After one particularly bad training session I was driving home despondent and upset thinking about why he exhibits this behaviour. It dawned on me that this is the same actions he portrays when I take him for a walk and have a game of ball throwing. Where we go there is a short length of path where we cannot throw the ball so he has to wait, getting more and more excited, dancing at my feet and barking. The same behaviour he expresses occasionally in training.
From that day we have not played ball on a walk and he has no more toys in the house, just a tug to naw on. So his only toy play is in training, which I hoped would increase his focus on body finding. The next session we also tried doing a find sequence run, then putting him back in the car, so that his only interaction with the ball toy was in training and with the body. He displayed no issues at all, no dancing, no barking, just great find behaviour, even quartering the area to catch the scent of the body.
Lesson learned. The handler needs to think about play and interaction outside of training times to prevent unwanted behaviour from becoming ingrained and affecting the find sequence.
We are just back from Dartmoor where I took Scout for a weekend of training with the Search and Rescue Dog Association of England (SARDA).
Dogs and handlers from all over the country come together each month to train for finding people out on the hills, in rural environments and woodlands. There are several stages to training. Puppy, then Stages one, two, three, then Graded when the dog and handler become operational. There is no set time, within reason I guess, as to how long a search team, dog and handler, can take to become operational. Most dogs and handlers train each week as well sometimes, several times a week.
Scout is now at Stage One. Learning to go and hunt for a person out on the moor. This weekend was one of learning, some good stuff and stuff that needs work. Scout can find and bark at a find really well. What he needs to do is break free of the hypothetical elastic band that attaches him to me. He has a tendency to want direction from me once he is a certain distance away. So we spent the weekend gradually increasing the distance. It’s a case of three steps forward, two steps back sometimes.
The really great thing is the help that is available and the training from experienced trainers and other handlers.

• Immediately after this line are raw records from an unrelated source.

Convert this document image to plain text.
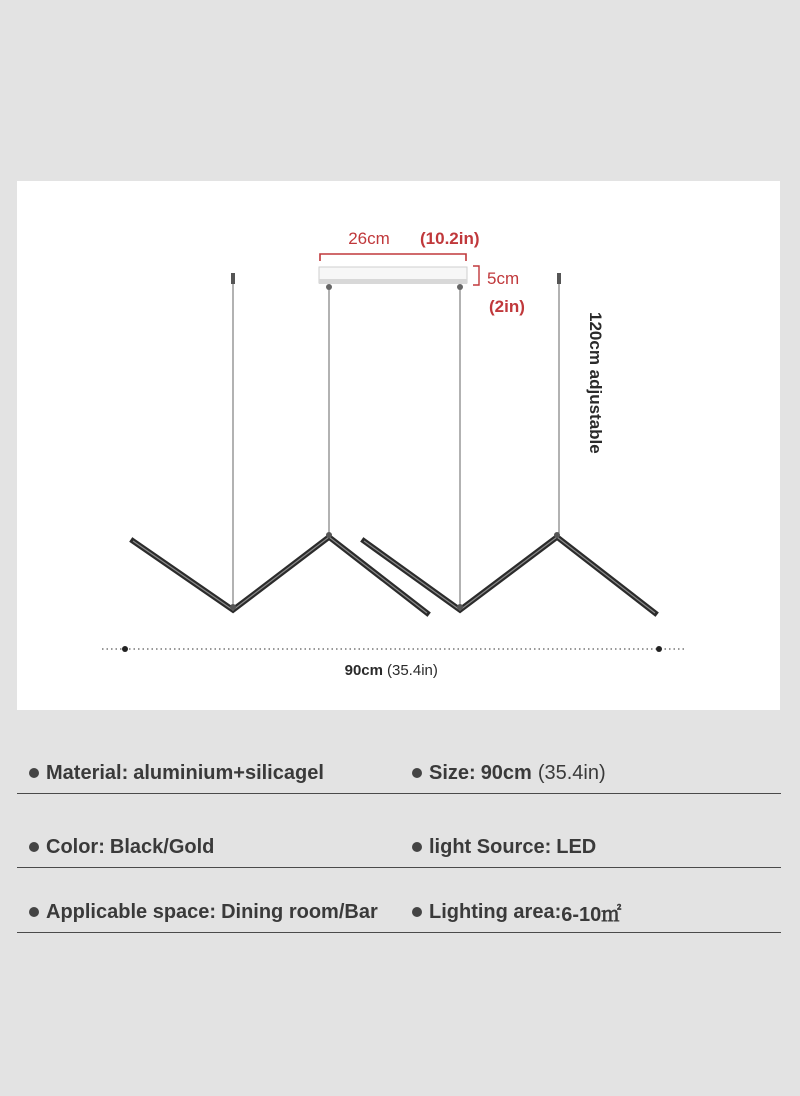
26cm (10.2in)
5cm
(2in)
120cm adjustable
90cm (35.4in)
Material: aluminium+silicagel	Size: 90cm (35.4in)
Color: Black/Gold	light Source: LED
Applicable space: Dining room/Bar	Lighting area: 6-10㎡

When things are not going to plan, its great to have people around who can explain and give encouragement.
Its Scouts birthday today. Born on 29th February 2016. Scout is a Killiebrae Border Collie and comes from working sheepdog parents. He is also a trainee search and rescue dog for SARDA England, the Search and Rescue Dog Association of England, and works with me in Mountain Rescue.
Scout joined our family about 10 months ago. He has a lovely nature and fits in well. Scout started hi SARDA training when he was twelve weeks old and he just loves been out on the hill, learning how to find people and ultimately find his toy, which is his reward.
Scout was named after Kinder Scout and also the character Scout in Harper Lees book, To Kill a Mockingbird. On Kinder Scout there is a triangulation pillar known as the Scout Trig so it all seemed to fit in.
Now he is a little older we can go for longer walks and I get to spend time with him in a none training environment, which has resulted in us becoming firm buddies.